Monday, September 23, 2019

PRIMETIME EMMYS Bid “GAME OF THRONES” Goodbye with Concluding Awards


From its premiere on HBO close to a decade ago, in 2011, “Game of Thrones” has been primed and promoted to be a strong contender for television programming accolades. And the medieval fantasy series, created by D.B Weiss and Dave Benioff based on the books of George R. R. Martin, did not disappoint its mother network. It went to double-digit nominations at the Primetime Emmy Awards from its first season, and scored some impressive multiple wins over the years. This Sunday, the 71st Primetime Emmys would finally give its last awards to the show that concluded in May this year; while fewer in number now, they remain very notable achievements.

CNN reports that on this year’s Primetime Emmy Awards, which was held at the Microsoft Theater in Los Angeles just this September 22, the eight-season awarding campaign of HBO’s “Game of Thrones” came to an end, not with a bang, but a breeze. For while the show ended up with its most epic number of nominations yet – 32 which breaks the 1994 season of “NYPD Blue” that got 26 that year – it only ended up with two Emmys.

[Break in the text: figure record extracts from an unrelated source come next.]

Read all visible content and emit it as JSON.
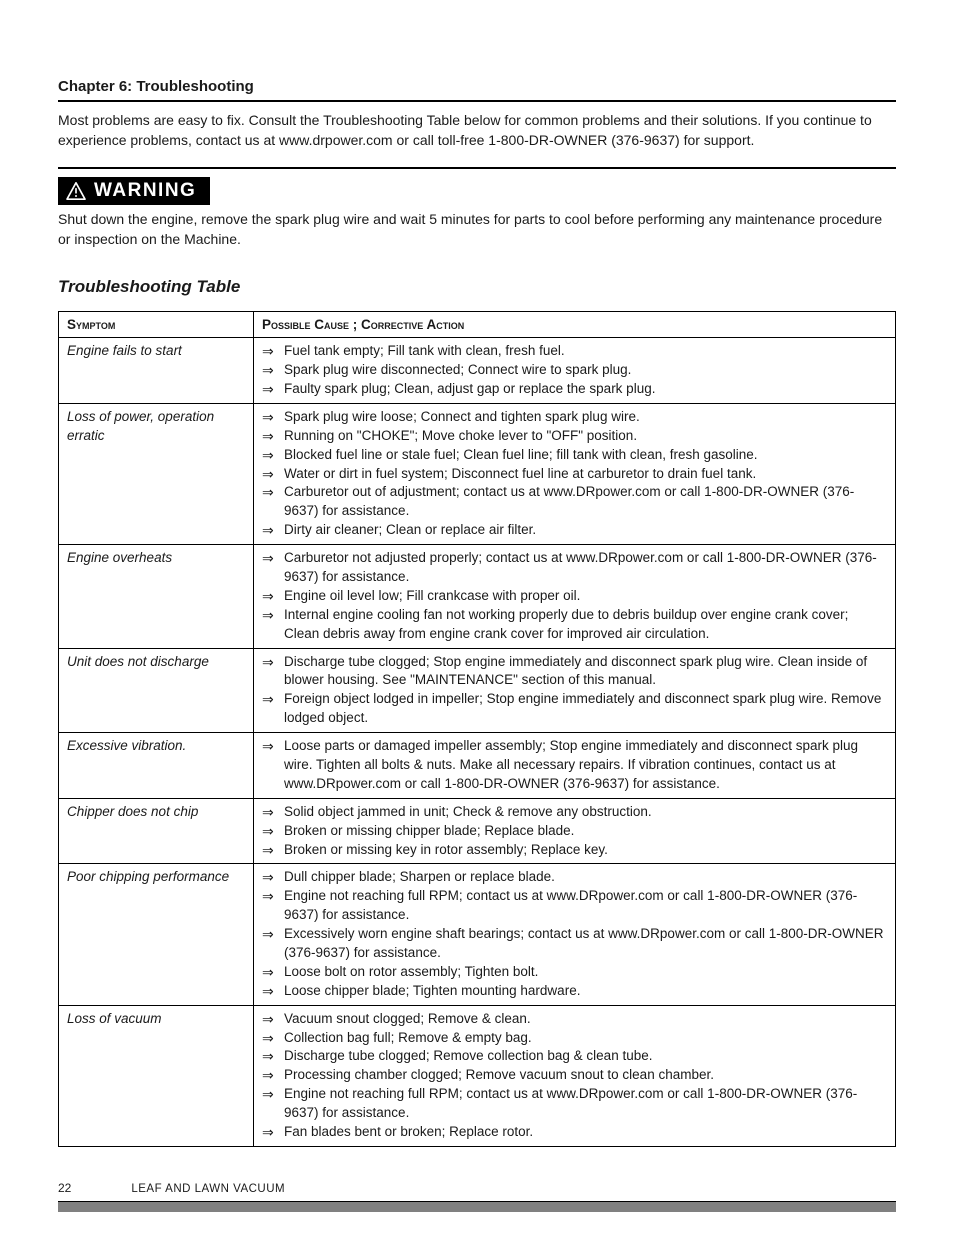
{
  "chapterTitle": "Chapter 6: Troubleshooting",
  "intro": "Most problems are easy to fix. Consult the Troubleshooting Table below for common problems and their solutions. If you continue to experience problems, contact us at www.drpower.com or call toll-free 1-800-DR-OWNER (376-9637) for support.",
  "warningLabel": "WARNING",
  "warningText": "Shut down the engine, remove the spark plug wire and wait 5 minutes for parts to cool before performing any maintenance procedure or inspection on the Machine.",
  "tableTitle": "Troubleshooting Table",
  "headers": {
    "symptom": "Symptom",
    "cause": "Possible Cause ; Corrective Action"
  },
  "rows": [
    {
      "symptom": "Engine fails to start",
      "causes": [
        "Fuel tank empty; Fill tank with clean, fresh fuel.",
        "Spark plug wire disconnected; Connect wire to spark plug.",
        "Faulty spark plug; Clean, adjust gap or replace the spark plug."
      ]
    },
    {
      "symptom": "Loss of power, operation erratic",
      "causes": [
        "Spark plug wire loose; Connect and tighten spark plug wire.",
        "Running on \"CHOKE\"; Move choke lever to \"OFF\" position.",
        "Blocked fuel line or stale fuel; Clean fuel line; fill tank with clean, fresh gasoline.",
        "Water or dirt in fuel system; Disconnect fuel line at carburetor to drain fuel tank.",
        "Carburetor out of adjustment; contact us at www.DRpower.com or call 1-800-DR-OWNER (376-9637) for assistance.",
        "Dirty air cleaner; Clean or replace air filter."
      ]
    },
    {
      "symptom": "Engine overheats",
      "causes": [
        "Carburetor not adjusted properly; contact us at www.DRpower.com or call 1-800-DR-OWNER (376-9637) for assistance.",
        "Engine oil level low; Fill crankcase with proper oil.",
        "Internal engine cooling fan not working properly due to debris buildup over engine crank cover; Clean debris away from engine crank cover for improved air circulation."
      ]
    },
    {
      "symptom": "Unit does not discharge",
      "causes": [
        "Discharge tube clogged; Stop engine immediately and disconnect spark plug wire.  Clean inside of blower housing.  See \"MAINTENANCE\" section of this manual.",
        "Foreign object lodged in impeller; Stop engine immediately and disconnect spark plug wire.  Remove lodged object."
      ]
    },
    {
      "symptom": "Excessive vibration.",
      "causes": [
        "Loose parts or damaged impeller assembly; Stop engine immediately and disconnect spark plug wire.  Tighten all bolts & nuts.  Make all necessary repairs.  If vibration continues, contact us at www.DRpower.com or call 1-800-DR-OWNER (376-9637) for assistance."
      ]
    },
    {
      "symptom": "Chipper does not chip",
      "causes": [
        "Solid object jammed in unit;  Check & remove any obstruction.",
        "Broken or missing chipper blade; Replace blade.",
        "Broken or missing key in rotor assembly; Replace key."
      ]
    },
    {
      "symptom": "Poor chipping performance",
      "causes": [
        "Dull chipper blade; Sharpen or replace blade.",
        "Engine not reaching full RPM; contact us at www.DRpower.com or call 1-800-DR-OWNER (376-9637) for assistance.",
        "Excessively worn engine shaft bearings; contact us at www.DRpower.com or call 1-800-DR-OWNER (376-9637) for assistance.",
        "Loose bolt on rotor assembly; Tighten bolt.",
        "Loose chipper blade; Tighten mounting hardware."
      ]
    },
    {
      "symptom": "Loss of vacuum",
      "causes": [
        "Vacuum snout clogged; Remove & clean.",
        "Collection bag full; Remove & empty bag.",
        "Discharge tube clogged; Remove collection bag & clean tube.",
        "Processing chamber clogged; Remove vacuum snout to clean chamber.",
        "Engine not reaching full  RPM; contact us at www.DRpower.com or call 1-800-DR-OWNER (376-9637) for assistance.",
        "Fan blades bent or broken; Replace rotor."
      ]
    }
  ],
  "footer": {
    "pageNumber": "22",
    "bookTitle": "LEAF AND LAWN VACUUM"
  },
  "style": {
    "arrowGlyph": "⇒",
    "pageWidth": 954,
    "pageHeight": 1235,
    "colors": {
      "text": "#1a1a1a",
      "rule": "#000000",
      "warningBg": "#000000",
      "warningFg": "#ffffff",
      "footerBar": "#808080",
      "background": "#ffffff"
    },
    "fonts": {
      "body": "Segoe UI / Helvetica / Arial",
      "bodySize": 14,
      "tableSize": 13.5,
      "chapterTitleSize": 15,
      "tableTitleSize": 17,
      "warningSize": 19
    },
    "columnWidths": {
      "symptom": 178
    }
  }
}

At least one of them was its seventh and last Outstanding Drama Series, so that is that.

The sheer amount of nominations that “Thrones” got for its swan song seems to belie the fact that for many devoted followers of the conflict in Westeros, the eighth and final season was generally considered the weakest among them all. With only six episodes filled with a breakneck pace of storytelling and anticlimactic comeuppances of many antagonistic personages in the narrative, audiences were of the opinion that the Benioff-Weiss show-runner tandem were just looking to finish the show quickly. 

At least the Emmys ceremony understood the meaningfulness of the series’ TV farewell, thus they gathered representatives of the cast onstage flanking Tyrion Lannister actor Peter Dinklage, who won the only other 2019 Primetime Emmy for “Game of Thrones” as Outstanding Supporting Actor in a Drama Series. On their acceptance speech, Dave Benioff remarked that their success with the show was thanks to the original story woven from “the demented mind of George R. R. Martin;” he actually has yet to finish the last two books of the original novels that the series was based on.

When it comes to the most winning show however, Amazon Prime Video netted 4 Emmys for British comedy-drama “Fleabag,” followed by three awards from miniseries “Chernobyl,” also from HBO. Said network retains Primetime Emmy supremacy with nine awards from its various nominated shows, followed by 7 from Amazon Prime Video, 4 from Netflix, and two each from NBC and FX.